I walked away while the two women absorbed that idea. Damn them, anyway.


I hadn’t been prepared for a fight and it was difficult to settle down afterwards. I had to wait until the dorm was quiet enough before I could slip out so I could write this post, and the time seemed to stretch interminably. I lay on my bunk and pretended to sleep, wishing that I could close my ears against the chatter around me.

One voice grew louder than the rest and I looked up to see Iona standing over me. She has worried the ends of her hair to shreds with the way her fingers pluck and stroke at it, and the hems of her clothes haven’t fared much better. She stood at the side of my bunk and swayed from foot to foot, watching me with unusual directness.

“You’ll find the glass,” she said. I had no idea what she was talking about and I could feel the blank expression settling into my features as she went on. “Fields and fields of it, growing. Growing.” She was quite intent about that. “Makes such beautiful flowers. Mustn’t break it. It’ll shatter. Don’t break.” She crouched suddenly and touched my arm, adding the gesture to her pleas.
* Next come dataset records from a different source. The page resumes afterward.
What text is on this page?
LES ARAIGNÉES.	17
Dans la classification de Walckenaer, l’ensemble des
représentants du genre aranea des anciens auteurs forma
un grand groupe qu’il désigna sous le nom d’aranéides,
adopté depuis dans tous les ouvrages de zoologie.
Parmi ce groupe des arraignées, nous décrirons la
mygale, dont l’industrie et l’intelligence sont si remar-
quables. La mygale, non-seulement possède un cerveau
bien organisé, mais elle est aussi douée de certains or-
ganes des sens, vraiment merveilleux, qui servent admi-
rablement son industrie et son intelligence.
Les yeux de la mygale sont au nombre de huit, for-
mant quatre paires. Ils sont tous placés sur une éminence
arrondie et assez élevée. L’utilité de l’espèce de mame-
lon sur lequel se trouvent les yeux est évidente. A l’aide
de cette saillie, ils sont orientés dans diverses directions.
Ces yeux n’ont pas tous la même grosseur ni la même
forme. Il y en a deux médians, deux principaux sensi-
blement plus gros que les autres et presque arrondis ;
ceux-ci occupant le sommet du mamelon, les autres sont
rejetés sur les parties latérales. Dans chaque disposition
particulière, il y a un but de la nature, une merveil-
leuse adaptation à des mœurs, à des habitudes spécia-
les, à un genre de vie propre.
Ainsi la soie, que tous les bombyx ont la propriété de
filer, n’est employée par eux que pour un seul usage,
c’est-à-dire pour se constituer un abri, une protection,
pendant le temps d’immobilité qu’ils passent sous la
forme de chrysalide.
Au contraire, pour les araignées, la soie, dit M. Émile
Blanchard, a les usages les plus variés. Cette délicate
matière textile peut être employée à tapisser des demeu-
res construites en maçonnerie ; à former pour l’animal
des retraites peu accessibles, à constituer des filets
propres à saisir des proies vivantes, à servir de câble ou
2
“I won’t break it,” I told her, patting her fingers. Still not a clue in the world but it seemed kinder to play along. “I’ll do my best.”

“Thank you,” she said, three times. Her smile was a relief. “You too.”

She wavered away then, tattered skirts whispering around her legs. She bounced away from a group of girls and took the long route around to the far side of her bunk so that she could crawl up onto it.

When I closed my eyes, I could hear her murmuring to the ceiling, but I couldn’t make out the words.